A proposito di “famiglie”, delle loro difficoltà e disfunzioni, poche relazioni nella nostra epoca sono più problematiche di quella tra il genere umano e la natura di cui pure siamo tutti figli: ed è un nesso che emerge in modi differenti dal terzo gruppo di corti in gara al 15° Ca’ Foscari Short Film Festival (proiettati all’Auditorium Santa Margherita il 20 marzo e in replica il 22, ore 16, nello spazio In Paradiso).
Co-protagonisti in molti di questi lavori sono non casualmente gli animali, a cominciare dal francese The Song of the Sheep (Le cantique des moutons), proveniente dalla Supinfocom Rubika e realizzato da Jules Marcel, Anaïs Castro de Angel, Juliette Bigo, Evan Lambert, Alex Le Ruyet, Jeanne Bigo e Anaïs Ledoux. In appena 8 minuti di crescendo onirico e grottesco, questa tragicommedia in animazione digitale fa a pezzi il mito oleografico di una vita bucolica, seguendo in un piccolo villaggio di montagna la caccia di un contadino alcolizzato a chi gli ha rubato da bere, tra amici-nemici reali o immaginati, pecore e montoni a quattro zampe o antropomorfi. Una parabola iper-etilica con tocchi da western parodico, che raggiunge punte dissacranti quasi buñueliane (anche il Crocifisso di una chiesa si ritroverà a parlare e inveire con una testa ovina).

È invece osservando una mucca che allatta il vitello che la dodicenne Mia trova un correlativo del suo legame con una madre da cui è stata forzatamente separata e che da settimane non riesce a contattare: siamo nel Pantanol brasiliano di My Mother Is a Cow (Minha mãe é uma vaca, Columbia University, School of the Arts), firmato da Moara Passoni, che segue la strada di un realismo magico rappreso in simboli onirico-religiosi, fra veli, corone di spine rifunzionalizzate e giaguari che incombono come la tigre di William Blake. Ma la vera minaccia è l’agire umano, che violenta e divora la terra una fiamma (infernale) dopo l’altra.
Dal Brasile all’Argentina, ma sempre in un’America Meridionale sotto attacco di interessi rapaci e autodistruttivi, la deforestazione è il macigno attorno a cui vagano i personaggi di Our Own Shadow (Nuestra sombra, dalla Kunsthochschule für Medien Köln – KHM, selezionato alla Quinzaine di Cannes): qui lo sguardo, per la regia di Agustina Sánchez Gavier, è tanto più corale, dividendo la scena fra diverse storie, generazioni e dolori che attendono e attraversano il buio di un’antonioniana eclissi. E che l’ambiente con le sue ferite sia il vero protagonista lo conferma l’indugiare della macchina da presa fra totali immersi nell’ombra di un presagio di fine del mondo e alberi che cedono sotto il fischio prolungato della sega elettrica: «Stanno prendendo tutta la foresta».

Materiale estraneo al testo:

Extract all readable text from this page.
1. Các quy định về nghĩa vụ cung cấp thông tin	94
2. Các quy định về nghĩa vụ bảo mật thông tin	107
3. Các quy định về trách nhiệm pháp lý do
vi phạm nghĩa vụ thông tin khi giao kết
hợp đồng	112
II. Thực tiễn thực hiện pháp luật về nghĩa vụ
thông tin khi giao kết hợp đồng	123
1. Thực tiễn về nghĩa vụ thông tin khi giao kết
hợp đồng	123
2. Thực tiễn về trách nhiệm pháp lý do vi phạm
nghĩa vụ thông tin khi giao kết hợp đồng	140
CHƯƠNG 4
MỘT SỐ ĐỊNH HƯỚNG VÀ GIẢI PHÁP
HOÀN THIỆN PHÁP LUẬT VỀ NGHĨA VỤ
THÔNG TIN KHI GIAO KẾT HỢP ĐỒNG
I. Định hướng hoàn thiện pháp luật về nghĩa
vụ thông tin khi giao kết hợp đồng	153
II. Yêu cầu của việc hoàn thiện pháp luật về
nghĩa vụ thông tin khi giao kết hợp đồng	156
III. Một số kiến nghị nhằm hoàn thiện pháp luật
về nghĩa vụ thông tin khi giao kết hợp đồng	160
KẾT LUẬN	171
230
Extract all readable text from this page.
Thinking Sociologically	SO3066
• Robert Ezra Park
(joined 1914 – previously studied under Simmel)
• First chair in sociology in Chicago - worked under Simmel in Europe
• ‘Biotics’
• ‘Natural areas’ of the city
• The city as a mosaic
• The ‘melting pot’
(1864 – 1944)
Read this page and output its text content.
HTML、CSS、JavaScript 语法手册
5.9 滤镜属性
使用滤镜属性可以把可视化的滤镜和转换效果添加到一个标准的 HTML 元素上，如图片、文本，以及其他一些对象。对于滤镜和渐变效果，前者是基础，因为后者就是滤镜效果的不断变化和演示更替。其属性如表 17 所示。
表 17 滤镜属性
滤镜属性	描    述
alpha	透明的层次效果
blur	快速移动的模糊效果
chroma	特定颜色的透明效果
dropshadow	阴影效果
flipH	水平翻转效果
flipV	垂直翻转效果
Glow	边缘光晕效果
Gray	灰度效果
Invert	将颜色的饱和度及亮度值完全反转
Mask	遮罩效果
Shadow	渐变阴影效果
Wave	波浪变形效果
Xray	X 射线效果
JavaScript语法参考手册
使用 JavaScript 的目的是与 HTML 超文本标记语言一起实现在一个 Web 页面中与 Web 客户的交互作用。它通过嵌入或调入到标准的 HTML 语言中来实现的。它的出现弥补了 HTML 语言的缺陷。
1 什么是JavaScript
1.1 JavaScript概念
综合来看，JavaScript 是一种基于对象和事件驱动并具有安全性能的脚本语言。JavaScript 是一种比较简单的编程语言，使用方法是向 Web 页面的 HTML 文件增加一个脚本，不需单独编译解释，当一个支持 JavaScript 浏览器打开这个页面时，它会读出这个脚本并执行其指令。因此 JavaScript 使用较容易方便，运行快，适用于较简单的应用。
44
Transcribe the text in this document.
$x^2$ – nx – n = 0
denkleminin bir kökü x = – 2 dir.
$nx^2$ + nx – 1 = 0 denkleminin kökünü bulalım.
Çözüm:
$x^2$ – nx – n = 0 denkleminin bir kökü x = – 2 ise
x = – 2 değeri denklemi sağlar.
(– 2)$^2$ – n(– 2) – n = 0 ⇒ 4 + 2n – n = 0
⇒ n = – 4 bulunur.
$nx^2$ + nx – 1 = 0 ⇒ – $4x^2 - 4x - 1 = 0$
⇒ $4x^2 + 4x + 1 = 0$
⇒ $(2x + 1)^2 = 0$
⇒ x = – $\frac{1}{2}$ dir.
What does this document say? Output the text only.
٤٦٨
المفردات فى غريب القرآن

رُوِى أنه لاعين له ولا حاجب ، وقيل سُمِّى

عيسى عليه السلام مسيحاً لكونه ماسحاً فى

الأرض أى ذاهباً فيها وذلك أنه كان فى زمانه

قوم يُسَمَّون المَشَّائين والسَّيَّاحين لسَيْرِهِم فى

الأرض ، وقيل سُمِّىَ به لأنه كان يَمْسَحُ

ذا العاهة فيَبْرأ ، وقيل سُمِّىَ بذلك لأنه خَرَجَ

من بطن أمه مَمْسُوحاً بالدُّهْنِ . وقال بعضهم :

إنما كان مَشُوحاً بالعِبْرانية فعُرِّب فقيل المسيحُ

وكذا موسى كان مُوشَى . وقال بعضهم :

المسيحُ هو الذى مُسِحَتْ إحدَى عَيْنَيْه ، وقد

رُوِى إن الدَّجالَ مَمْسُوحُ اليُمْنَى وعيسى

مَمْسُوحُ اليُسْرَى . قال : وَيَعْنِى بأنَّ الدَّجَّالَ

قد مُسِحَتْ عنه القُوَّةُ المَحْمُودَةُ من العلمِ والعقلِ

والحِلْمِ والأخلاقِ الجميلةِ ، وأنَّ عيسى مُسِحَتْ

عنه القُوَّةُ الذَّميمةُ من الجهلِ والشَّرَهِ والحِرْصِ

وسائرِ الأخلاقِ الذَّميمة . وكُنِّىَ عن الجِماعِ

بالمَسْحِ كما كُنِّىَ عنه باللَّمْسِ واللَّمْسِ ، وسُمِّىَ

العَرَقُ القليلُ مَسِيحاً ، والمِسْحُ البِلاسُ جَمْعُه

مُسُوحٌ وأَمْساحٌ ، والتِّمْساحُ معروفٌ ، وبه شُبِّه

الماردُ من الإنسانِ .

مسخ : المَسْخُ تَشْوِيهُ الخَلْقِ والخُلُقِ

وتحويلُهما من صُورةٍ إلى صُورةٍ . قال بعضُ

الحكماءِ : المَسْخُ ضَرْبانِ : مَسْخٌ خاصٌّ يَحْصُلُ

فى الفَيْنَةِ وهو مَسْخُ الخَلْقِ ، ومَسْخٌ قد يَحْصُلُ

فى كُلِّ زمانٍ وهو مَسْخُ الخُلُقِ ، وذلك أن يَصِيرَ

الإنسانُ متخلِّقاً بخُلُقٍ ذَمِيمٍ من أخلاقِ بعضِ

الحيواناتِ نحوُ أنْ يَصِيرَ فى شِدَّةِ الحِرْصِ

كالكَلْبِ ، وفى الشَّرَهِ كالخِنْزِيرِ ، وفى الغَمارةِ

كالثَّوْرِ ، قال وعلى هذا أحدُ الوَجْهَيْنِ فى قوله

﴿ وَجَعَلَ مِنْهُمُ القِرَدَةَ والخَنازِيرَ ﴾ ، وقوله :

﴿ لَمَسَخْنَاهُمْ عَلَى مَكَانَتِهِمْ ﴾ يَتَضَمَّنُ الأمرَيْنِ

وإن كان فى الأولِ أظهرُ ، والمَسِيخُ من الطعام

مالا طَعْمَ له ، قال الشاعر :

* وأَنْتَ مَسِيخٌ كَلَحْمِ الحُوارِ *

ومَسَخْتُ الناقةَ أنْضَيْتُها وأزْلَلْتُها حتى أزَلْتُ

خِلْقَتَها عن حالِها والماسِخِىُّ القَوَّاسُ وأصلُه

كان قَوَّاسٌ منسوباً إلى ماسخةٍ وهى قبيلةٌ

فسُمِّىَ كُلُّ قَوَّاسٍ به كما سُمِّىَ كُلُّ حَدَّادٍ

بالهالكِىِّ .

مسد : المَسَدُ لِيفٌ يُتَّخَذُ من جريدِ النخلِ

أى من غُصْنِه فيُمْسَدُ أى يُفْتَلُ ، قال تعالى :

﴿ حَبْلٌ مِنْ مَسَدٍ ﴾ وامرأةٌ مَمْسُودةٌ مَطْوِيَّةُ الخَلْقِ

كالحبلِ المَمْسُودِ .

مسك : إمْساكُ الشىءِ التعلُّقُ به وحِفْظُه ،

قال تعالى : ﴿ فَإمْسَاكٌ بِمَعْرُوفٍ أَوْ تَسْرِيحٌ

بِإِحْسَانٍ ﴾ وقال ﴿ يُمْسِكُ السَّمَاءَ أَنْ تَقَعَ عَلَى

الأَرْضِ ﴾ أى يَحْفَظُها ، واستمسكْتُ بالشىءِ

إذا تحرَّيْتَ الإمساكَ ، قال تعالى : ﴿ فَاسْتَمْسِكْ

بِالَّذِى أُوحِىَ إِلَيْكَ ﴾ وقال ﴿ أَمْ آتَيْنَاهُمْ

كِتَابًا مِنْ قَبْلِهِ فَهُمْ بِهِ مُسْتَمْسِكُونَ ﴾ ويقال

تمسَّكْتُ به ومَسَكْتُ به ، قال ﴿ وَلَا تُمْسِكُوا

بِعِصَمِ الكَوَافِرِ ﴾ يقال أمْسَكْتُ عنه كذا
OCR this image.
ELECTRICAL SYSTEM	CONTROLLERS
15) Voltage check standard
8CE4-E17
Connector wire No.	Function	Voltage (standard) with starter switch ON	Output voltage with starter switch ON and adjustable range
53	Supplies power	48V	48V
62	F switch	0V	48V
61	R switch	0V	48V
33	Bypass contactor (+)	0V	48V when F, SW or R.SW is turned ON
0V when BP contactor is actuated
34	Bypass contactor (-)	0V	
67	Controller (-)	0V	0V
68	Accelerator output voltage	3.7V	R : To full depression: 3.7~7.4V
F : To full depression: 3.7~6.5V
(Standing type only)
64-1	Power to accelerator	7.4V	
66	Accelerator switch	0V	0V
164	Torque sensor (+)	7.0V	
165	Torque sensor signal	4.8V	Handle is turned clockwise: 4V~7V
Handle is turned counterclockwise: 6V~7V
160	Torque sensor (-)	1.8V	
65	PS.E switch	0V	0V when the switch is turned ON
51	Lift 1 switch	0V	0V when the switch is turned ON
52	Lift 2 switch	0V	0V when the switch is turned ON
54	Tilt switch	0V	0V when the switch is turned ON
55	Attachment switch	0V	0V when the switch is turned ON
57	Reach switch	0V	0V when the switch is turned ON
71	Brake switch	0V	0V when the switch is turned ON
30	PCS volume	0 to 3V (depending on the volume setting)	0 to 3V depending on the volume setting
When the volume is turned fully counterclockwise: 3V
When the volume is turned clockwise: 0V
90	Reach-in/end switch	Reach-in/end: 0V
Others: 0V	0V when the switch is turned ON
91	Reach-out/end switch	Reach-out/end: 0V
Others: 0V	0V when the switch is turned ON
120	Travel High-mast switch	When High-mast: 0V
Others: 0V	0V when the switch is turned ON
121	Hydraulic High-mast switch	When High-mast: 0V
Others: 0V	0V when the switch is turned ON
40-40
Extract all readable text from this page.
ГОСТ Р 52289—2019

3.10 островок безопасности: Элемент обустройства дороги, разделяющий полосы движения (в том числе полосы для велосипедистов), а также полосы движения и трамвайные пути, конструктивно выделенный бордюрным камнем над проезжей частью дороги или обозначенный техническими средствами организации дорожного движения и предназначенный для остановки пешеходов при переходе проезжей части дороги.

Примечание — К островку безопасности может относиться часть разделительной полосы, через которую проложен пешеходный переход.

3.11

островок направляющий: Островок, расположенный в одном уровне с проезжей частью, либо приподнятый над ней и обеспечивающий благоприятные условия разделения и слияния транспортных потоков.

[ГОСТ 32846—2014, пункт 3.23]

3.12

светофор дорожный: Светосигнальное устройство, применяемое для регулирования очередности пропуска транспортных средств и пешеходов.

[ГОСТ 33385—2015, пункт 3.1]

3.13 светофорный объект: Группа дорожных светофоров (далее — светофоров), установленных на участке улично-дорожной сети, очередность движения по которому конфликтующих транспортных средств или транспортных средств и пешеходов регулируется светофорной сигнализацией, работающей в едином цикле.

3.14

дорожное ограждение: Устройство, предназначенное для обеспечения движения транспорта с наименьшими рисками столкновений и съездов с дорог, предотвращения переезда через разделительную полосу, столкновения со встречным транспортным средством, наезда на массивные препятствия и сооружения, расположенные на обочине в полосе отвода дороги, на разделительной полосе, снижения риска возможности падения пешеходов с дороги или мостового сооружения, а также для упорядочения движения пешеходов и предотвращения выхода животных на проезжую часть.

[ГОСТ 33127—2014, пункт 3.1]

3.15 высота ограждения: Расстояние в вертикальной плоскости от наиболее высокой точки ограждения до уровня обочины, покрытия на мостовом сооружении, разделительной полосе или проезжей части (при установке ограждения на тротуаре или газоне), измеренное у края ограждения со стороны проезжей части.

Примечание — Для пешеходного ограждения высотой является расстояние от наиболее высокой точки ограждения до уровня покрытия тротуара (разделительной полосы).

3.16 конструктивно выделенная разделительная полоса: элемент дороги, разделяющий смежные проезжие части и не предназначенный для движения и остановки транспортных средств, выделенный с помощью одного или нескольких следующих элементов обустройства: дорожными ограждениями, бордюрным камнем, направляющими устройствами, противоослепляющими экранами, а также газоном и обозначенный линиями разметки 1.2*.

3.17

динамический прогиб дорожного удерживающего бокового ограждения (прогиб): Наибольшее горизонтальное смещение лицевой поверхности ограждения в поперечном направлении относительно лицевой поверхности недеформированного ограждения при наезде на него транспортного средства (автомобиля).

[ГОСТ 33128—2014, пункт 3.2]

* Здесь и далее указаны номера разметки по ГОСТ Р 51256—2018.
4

Il paesaggio e la sua fauna, fatta di galli silenziosi e cani che abbiano in notti che paiono eterne, hanno un ruolo chiave anche in Echoes of Silent Roosters (Gure oilarra kanporan da, ESCAC Films – Escola de Cinema i Audiovisuals de Catalunya), con cui Carlota Galilea ci offre uno spaccato malinconico di un popolo basco rurale in crisi d’identità, tra le ferite e crepe del passato e un futuro in cui ancora si fatica a entrare. Al centro, uno sconsolato perdersi e cercarsi, che ci offre uno dei finali più intensi visti sin qui al Concorso.

Lo scorrere talvolta impietoso del tempo informa di sé anche il polacco Here for You (Jestem, di Cezary Orłowski, Warsaw Film School), che torna al cuore del tema dominante di questo Short con il coming of age sentimentale di Bartek, un ragazzo con sindrome di Down figlio e collaboratore di un’impresaria funebre. Mentre quest’ultima, sapendosi prossima alla morte, cerca segretamente di filmare per lui un commiato che rimanga oltre l’autoritaria freddezza con cui abitualmente lo tratta, il ragazzo vive il suo breve ma non per questo effimero idillio con Sandra. Aprendo il corto a momenti di poesia tra Chaplin e Kaurismäki, dove i due innamorati ridisegnano la loro utopia di giocosa e anarchica complicità, anche sullo sfondo dei detriti e delle carcasse di uno sfasciacarrozze.